In May, Subaru announced its intentions to produce the first Subaru hybrid gas-electric vehicle by 2012. Speaking from the Tokyo Motor Show yesterday, Ikuo Mori, president of Fuji Heavy Industries Ltd., maker of Subaru cars, reiterated the company’s hybrid plans, saying that a hybrid would help Subaru meet tougher US fuel economy rules.

He did not specify which model would get a hybrid drivetrain, but suggested it would be a smaller vehicle. Subaru is developing its own unique hybrid system, but will lean on Toyota, which owns 16.5 percent of Fuji Heavy, for assistance with the technology. “It’s impossible to simply transplant Toyota’s systems into a Subaru vehicle, so we will research how to match it with Subaru’s platforms,” Mori said, in an interview with Automotive News. Mori added that Subaru will introduce the hybrid in an existing model, rather than creating a dedicated hybrid-only vehicle.

Mori believes that it’s critical to maintain a Subaru’s “distinctive performance” and all-wheel drive with the upcoming hybrid. “We won’t introduce a people mover or a volume car just for the sake of having green technology,” he said. Mori expressed concern about the company’s ability to meet long-range emissions regulations with its current gasoline engines. “We need a hybrid system.”


  • Dom

    I hope to see two things from Subaru – a manual transmission option on any proposed hybrid models, and their new boxer diesel engine sold in US models, also with a manual option. I’m more interested in the later however…

  • Ralph

    I would love an AWD hybrid that wasn’t an SUV for Midwest winter driving. But I’ll believe it when I see it.

  • ex-EV1 driver

    Dom,
    A hybrid (or any electric drive automobile) has about as much need for a manual transmission (or any transmission for that matter) as a car driver does for a buggywhip.
    An electric motor gets the same torque starting at zero RPMs and going up to a maximum of about 7,000 RPM’s (YMMV) from where it tapers off. See http://www.teslamotors.com/performance/acceleration_and_torque.php and you’ll see there is no need for a transmission if you let the electric motor do the heavy lifting.

  • Rupert

    Subaru’s AWD configuration would benefit from hybridization by allowing elimination of the viscous fluid transfer system. Instead, a FWD system with thin electric motor assist and RWD with an electric motor combined for AWD is perfect. By eliminating the heavy, fluid transfer drive, there becomes room for batteries and no change in overall vehicle weight.

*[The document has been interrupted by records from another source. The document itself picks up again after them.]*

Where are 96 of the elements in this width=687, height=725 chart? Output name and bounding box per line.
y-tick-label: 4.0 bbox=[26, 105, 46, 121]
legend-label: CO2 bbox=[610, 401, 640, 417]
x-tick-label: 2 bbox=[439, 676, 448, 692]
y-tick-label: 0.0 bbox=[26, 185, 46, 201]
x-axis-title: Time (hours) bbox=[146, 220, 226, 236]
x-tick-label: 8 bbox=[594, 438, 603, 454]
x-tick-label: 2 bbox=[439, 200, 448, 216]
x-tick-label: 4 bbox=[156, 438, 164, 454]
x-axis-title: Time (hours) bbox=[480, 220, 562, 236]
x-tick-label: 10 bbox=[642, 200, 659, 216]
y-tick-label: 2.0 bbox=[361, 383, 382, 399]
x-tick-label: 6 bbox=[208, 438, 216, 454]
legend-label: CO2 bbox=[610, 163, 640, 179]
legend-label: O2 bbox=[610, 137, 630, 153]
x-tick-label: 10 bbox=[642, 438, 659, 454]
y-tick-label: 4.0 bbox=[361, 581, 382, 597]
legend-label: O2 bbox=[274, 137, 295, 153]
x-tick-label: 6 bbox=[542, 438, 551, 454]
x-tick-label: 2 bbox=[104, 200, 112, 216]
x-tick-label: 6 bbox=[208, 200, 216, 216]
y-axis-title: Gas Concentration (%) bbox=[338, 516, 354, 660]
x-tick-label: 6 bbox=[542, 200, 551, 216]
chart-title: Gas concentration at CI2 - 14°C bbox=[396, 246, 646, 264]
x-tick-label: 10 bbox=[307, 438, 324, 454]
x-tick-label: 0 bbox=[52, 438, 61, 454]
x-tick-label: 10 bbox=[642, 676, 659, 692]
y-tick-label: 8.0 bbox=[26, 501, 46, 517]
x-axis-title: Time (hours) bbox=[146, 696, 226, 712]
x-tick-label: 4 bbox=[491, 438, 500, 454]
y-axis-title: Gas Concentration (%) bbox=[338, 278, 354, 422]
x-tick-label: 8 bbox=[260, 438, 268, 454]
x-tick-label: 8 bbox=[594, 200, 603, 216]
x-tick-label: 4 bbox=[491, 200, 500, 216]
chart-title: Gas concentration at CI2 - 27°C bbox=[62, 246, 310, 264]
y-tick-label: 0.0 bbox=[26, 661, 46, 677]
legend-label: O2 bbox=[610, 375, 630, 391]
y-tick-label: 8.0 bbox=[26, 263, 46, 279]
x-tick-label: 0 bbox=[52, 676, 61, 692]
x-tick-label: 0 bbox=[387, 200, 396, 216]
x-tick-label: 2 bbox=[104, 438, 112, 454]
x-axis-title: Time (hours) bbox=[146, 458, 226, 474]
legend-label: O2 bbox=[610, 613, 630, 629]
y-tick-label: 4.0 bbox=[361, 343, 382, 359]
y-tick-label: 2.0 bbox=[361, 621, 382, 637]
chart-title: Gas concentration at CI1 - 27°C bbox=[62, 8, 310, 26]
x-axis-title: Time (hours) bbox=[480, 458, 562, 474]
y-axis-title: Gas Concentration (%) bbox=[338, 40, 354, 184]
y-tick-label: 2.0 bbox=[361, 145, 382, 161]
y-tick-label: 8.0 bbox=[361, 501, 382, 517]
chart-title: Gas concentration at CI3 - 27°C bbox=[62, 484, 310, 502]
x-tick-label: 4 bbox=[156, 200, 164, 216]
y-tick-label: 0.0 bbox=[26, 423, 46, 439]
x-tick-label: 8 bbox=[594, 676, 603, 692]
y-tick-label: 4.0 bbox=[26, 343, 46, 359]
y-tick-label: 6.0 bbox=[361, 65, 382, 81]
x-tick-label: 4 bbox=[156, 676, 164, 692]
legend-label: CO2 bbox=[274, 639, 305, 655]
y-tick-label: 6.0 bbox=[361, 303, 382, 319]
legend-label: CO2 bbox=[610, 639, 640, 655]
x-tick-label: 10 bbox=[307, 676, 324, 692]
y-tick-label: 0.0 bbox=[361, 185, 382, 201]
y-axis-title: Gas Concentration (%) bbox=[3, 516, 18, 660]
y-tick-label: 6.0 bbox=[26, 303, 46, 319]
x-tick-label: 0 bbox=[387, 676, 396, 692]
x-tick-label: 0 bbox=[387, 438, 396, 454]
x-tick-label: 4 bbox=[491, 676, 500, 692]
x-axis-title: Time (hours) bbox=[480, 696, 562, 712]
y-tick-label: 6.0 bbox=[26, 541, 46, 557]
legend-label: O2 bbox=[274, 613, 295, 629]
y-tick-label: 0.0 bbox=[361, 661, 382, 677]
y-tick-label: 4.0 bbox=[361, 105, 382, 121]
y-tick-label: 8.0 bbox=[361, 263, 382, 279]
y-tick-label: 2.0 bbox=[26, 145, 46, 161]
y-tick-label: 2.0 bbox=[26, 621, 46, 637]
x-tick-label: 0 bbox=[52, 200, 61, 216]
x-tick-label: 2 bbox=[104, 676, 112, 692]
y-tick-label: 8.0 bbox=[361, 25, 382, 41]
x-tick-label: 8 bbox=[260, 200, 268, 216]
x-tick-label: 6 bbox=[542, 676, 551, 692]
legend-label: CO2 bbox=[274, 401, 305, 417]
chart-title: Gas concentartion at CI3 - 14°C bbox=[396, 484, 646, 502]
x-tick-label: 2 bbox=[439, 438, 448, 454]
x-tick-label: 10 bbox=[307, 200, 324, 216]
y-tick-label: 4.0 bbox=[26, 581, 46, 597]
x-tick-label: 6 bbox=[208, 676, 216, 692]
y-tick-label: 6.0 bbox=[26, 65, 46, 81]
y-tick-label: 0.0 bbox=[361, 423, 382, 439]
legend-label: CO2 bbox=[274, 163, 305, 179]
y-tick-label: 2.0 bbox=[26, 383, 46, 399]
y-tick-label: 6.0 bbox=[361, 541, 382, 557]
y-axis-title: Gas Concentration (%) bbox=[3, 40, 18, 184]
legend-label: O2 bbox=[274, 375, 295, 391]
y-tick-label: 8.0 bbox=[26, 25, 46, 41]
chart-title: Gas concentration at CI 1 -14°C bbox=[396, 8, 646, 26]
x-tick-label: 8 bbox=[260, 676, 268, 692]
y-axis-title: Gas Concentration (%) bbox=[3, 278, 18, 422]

    Retaining an internal combustion engine in PHEV form allows for heat in very cold climates and substantial air conditioning in very hot climates along with humidity control and window fog control in the cabin. Nevertheless, fuel consumption and emissions could be considerably lower than in an all combustion vehicle. Internal combustion also provides supplemental electric power for halogen headlamps and entertainment systems, steering and braking assist. LED and some HID headlamps become snow obstructed at <0F.
    Internal combustion keeps maintenance economies intact.

  • Dom

    ex-EV1 driver – I have no problems with the automakers removing the transmission altogether… but so far hybrids have all had some sort of automatic transmission… which I refuse to buy. And by automatic I mean anything that shifts for you, whether it’s a traditional torque converter type, a CVT, or even VW’s DSG (automatically shifted manual). If a car is going to have a transmission, give me a manual (especially with a diesel engine)… otherwise get rid of the transmission… it will be harder to miss shifting if there is no transmission…

    But if Subaru brings their boxer diesel it will of course have a transmission, so it better have a manual option.

    By the way, Honda seems to think manuals can work with hybrids… they did it in the past, and they’re getting ready to do it again with the CR-Z, which I think is really cool.

  • 9691

    I feel the same way. Automatics are like forklifts. Two pedals. You accelerate, you brake. No clutch, no control. It’s not about revving like some think, though with an electric motor skipping it altogether holds some merit.

  • ex-EV1 driver

    Dom,
    I think we’re aligned here. We have the HCH purely because it was available with the manual tranny and the Hybrid drivetrain.

  • Skeptic

    We’ve been here before. I’ll believe it when I see it.